Ituri : calvaire des déplacés dans le territoire d’Irumu

L’instabilité permanente en territoire d’Irumu (Ituri) a entrainé depuis l’année dernière le déplacement massif de la population estimée à environ deux cent mille déplacés. Les autorités coutumières et les acteurs de la société civile de cette entité territoriale ont lancé mercredi 27 janvier un appel pressant au gouvernement pour mettre fin à l’errance des habitants qui sont victimes des exactions des groupes armés.

Depuis le mois de mai 2020, les différents groupes armés ADF, FPIC et les miliciens Maï-Maï ont intensifié les attaques dans diverses localités dans le territoire d’Irumu, affirment des sources locales. Presque toutes les chefferies : Walese Vonkutu, Banyari Tchabi, Bahema Boga, Basili, Baboa Bokoe Andisoma, Mobala et Bahema Sud sont affectées par l’insécurité.

Les habitants de ces entités sont en perpétuel déplacement et vivent dans une pauvreté extrême. Leur souffrance est exacerbée par la difficulté d’accès aux champs qui ne sont pas sécurisées pour l’instant dans plusieurs villages.

Pour le député national Jackson Ausse, la situation humanitaire dans le territoire d’Irumu est catastrophique et nécessite une aide d’urgence et des opérations militaires musclées pour imposer la paix.

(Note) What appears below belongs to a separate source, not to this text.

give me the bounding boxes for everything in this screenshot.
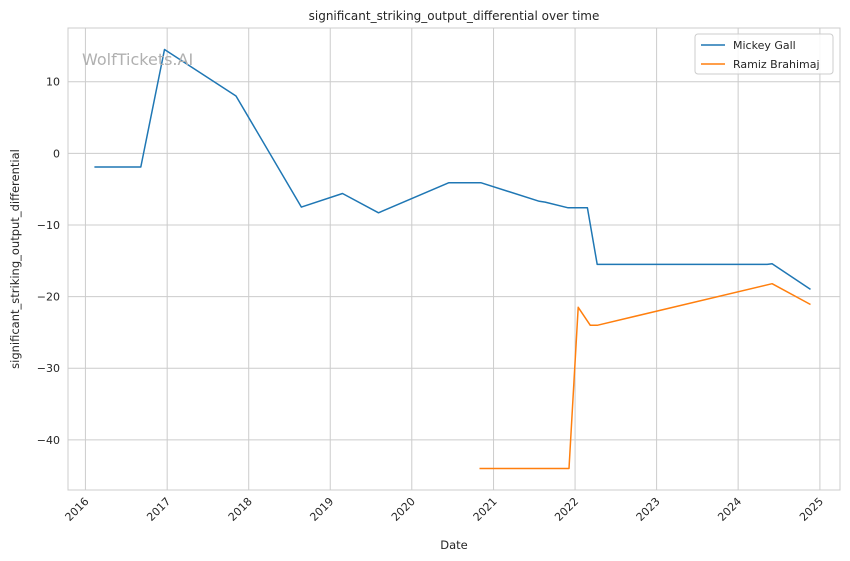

Le porte-parole de l’armée en Ituri assure que des dispositions sont prises par les FARDC pour garantir la sécurité dans toutes les localités qui ont été la cible d’attaques des hommes armés. Ces dispositions, selon lui, visent à permettre à la population de vaquer librement à ses occupations.

L’Ituri compte actuellement plus de 1,6 million de déplacés, selon le rapport des humanitaires.